Saturday, May 26, 2018

Teaching Others How To Think

Sometimes, when I criticize the professors or students at my college for their aversion to public displays of clarity and rationality, I am told that the goal of education is not to tell people what to think, but how to think.  And this is nothing but erroneous bullshit.

First of all, why the hell would I come to a university when I already knew how to think?  No one needs other people to show him or her what rationality is; reason is self-evident.  I learned rationality from personal contemplation, not from the words of others.  Anyone can.  I came to college to learn new, true information, information that is not affirmed when it is false or unverified and that is not dismissed when it is true and demonstrable.  The entire purpose of education is the learning of new information.  That is all education is (as my repeated comments over the years of my log's life indicate, I am often very underwhelmed by, and antagonistic towards, HBU)!

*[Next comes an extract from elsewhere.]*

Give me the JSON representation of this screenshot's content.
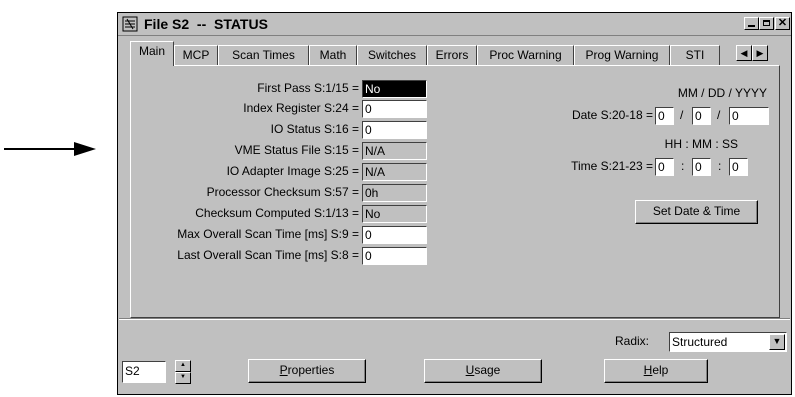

Second, I need to highlight just how stupid the aforementioned reaction to my criticisms of professors is at its core.  It is universally impossible to teach someone how to think without teaching them what to think, at least in part.  The obviousness of this seemingly goes unnoticed by some.  There is not a single time where a person encourages someone else to think critically, guiding them along, where they are not also encouraging them to think a certain thing--that critical thinking is useful or correct, at a minimum.

The effects of offering evasive answers, or no answers or clarity at all, can also prove very damaging to the lives of some.  I have endured terrifying existential fears and sadness before, and I do not want anyone to experience what I did.  When people seek out answers and knowledge, more than trivial curiosity might motivate their searches.  Their very wills to live might be tied to the outcome of some intellectual quests.  The intellectual shallowness and reluctance of others to honestly answer my questions infuriated me during my existential crisis (as they still do, of course!), and I will never prolong such suffering in the lives of others.  The entire purpose of my blog is to broadcast verifiable truths to others, after all!  As a Christian, I have further reasons to teach people what to think when they need to hear it--because every person has the opportunity to choose a restored relationship with God, and no one can approach this relationship soundly without a great deal of knowledge.  I will not shirk from teaching those who are not thorough self-educators.

Of course it would be unsound to teach someone what to think--by presenting new information about a subject--without acknowledging the necessity of critical thinking, legitimate skepticism, and careful logicality at every step of the receiving end of the education process.  However, you simply cannot teach someone a framework or impress a goal upon them without teaching them what to think in some regard.  As long as I do not teach that the veracity of my worldview depends on whether or not I endorse it, which would be a fallacious appeal to authority, and as long as the one I am educating does not believe in something just because I say it, there is nothing deficient about this.  That person must exercise his or her own intelligence and ensure that everything I say is properly analyzed before being accepted or discarded, but that does not mean that I should actively withhold answers from genuine seekers of truth.  Again, there is nothing intellectually deficient  in telling others what to think, when this is accompanied by proofs and valid explanations.

The deficiency lies in the idiocy and selfishness of those who withhold information and proofs from those who crave or need them, all in the name of the false belief that one only needs to teach others how to think whenever it is necessary.  It is impossible to only teach someone how to think.  In doing so, one also teaches something about what to think: that rational thinking is needed for absorbing information.  Is the fact that the former inescapably includes the latter that difficult to identify?